2. »Dieses Kind wird führen«
Ellen Johnson Sirleafs Aufstieg in Liberia
Wenn die Regenzeit mit ihren heftigen Niederschlägen über Liberia hereinbricht, leuchtet das Laub des Dschungels so grün, dass einem die Augen schmerzen. Liberia, die Heimat von Leymah Gbowee und Ellen Johnson Sirleaf, ist ein fruchtbares Land. Die Regenwälder, die weite Teile des Landes bedecken, gehören zu den global wichtigsten Hotspots der Artenvielfalt. Dort, wo der Regenwald abgeholzt worden ist, wuchern riesige Kautschukplantagen. Die größte von ihnen beginnt gleich hinter dem Flughafen Roberts Field außerhalb von Monrovia. Stünden die Kautschukbäume, die sich über Kilometer und Kilometer nach Westen erstrecken, nicht so ordentlich in Reih und Glied, könnte man meinen, es handle sich bei den vom U
S-Reifenhersteller
Firestone angelegten Plantagen um einen Märchenwald. Doch der Schein trügt, wie so mancher Schein in Liberia.
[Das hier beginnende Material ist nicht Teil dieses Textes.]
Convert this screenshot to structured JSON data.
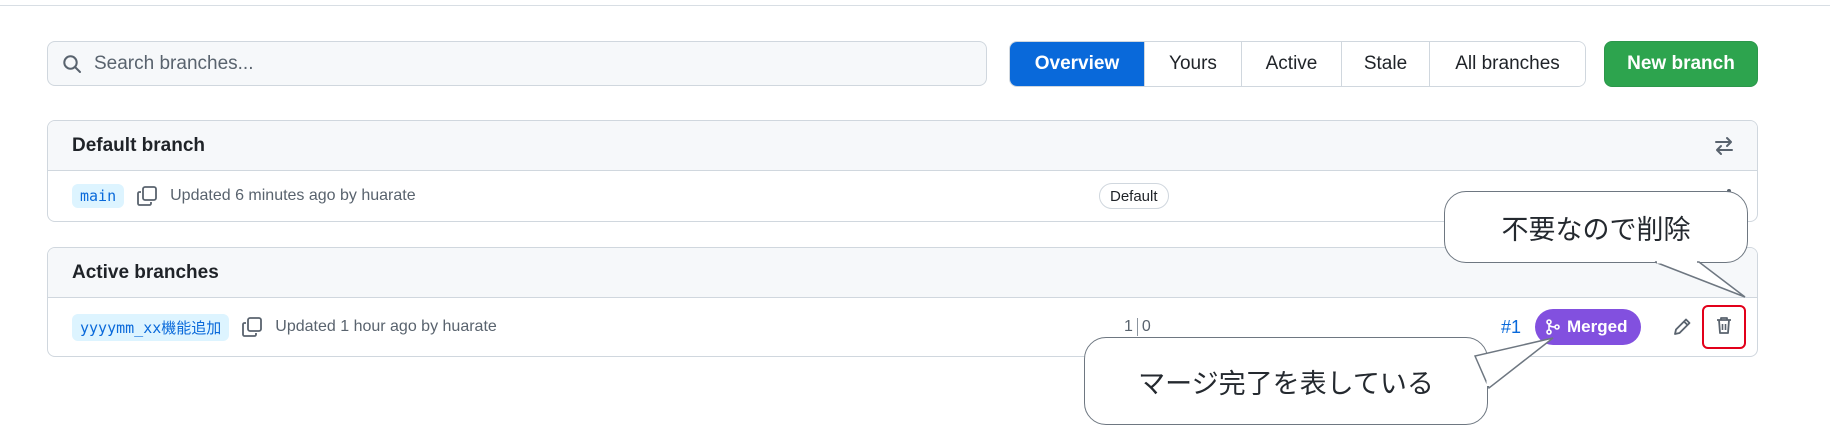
{
  "search": {
    "placeholder": "Search branches..."
  },
  "tabs": [
    {
      "label": "Overview",
      "active": true
    },
    {
      "label": "Yours",
      "active": false
    },
    {
      "label": "Active",
      "active": false
    },
    {
      "label": "Stale",
      "active": false
    },
    {
      "label": "All branches",
      "active": false
    }
  ],
  "new_branch_label": "New branch",
  "default_section": {
    "title": "Default branch",
    "branch": {
      "name": "main",
      "updated": "Updated 6 minutes ago by huarate",
      "badge": "Default"
    }
  },
  "active_section": {
    "title": "Active branches",
    "branch": {
      "name": "yyyymm_xx機能追加",
      "updated": "Updated 1 hour ago by huarate",
      "ahead": "1",
      "behind": "0",
      "pr_number": "#1",
      "pr_status": "Merged"
    }
  },
  "annotations": {
    "delete_note": "不要なので削除",
    "merged_note": "マージ完了を表している"
  },
  "colors": {
    "accent": "#0969da",
    "new_branch": "#2da44e",
    "merged": "#8250df",
    "highlight": "#e2001a"
  },
  "icons": [
    "search-icon",
    "copy-icon",
    "switch-arrows-icon",
    "git-merge-icon",
    "pencil-icon",
    "trash-icon"
  ]
}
Liberia, so heißt es in der Wikipedia, ist Afrikas älteste Republik, einer der ältesten unabhängigen Staaten des Kontinents – und ist, formal, nie eine Kolonie gewesen. Doch die wirkliche Geschichte sieht anders aus. Sie ist, wie in den »offiziellen« Kolonien, gezeichnet von Habgier und Gewalt. Dabei begann alles mit guten Absichten. 1816 wurde in den USA die American Colonization Society (Amerikanische Kolonisierungsgesellschaft) gegründet. Ihr Ziel: die Rückführung der seit dem kurz zuvor erlassenen Sklavereiverbot befreiten Schwarzen zu organisieren. »Nach Afrika« sollten sie zurückkehren – Männer und Frauen, von denen etliche in den USA geboren worden waren und die noch nie ein anderes Land erblickt hatten. Vier Jahre später landete die erste Gruppe von Ex-Sklaven nicht weit von Liberias heutiger Hauptstadt Monrovia entfernt.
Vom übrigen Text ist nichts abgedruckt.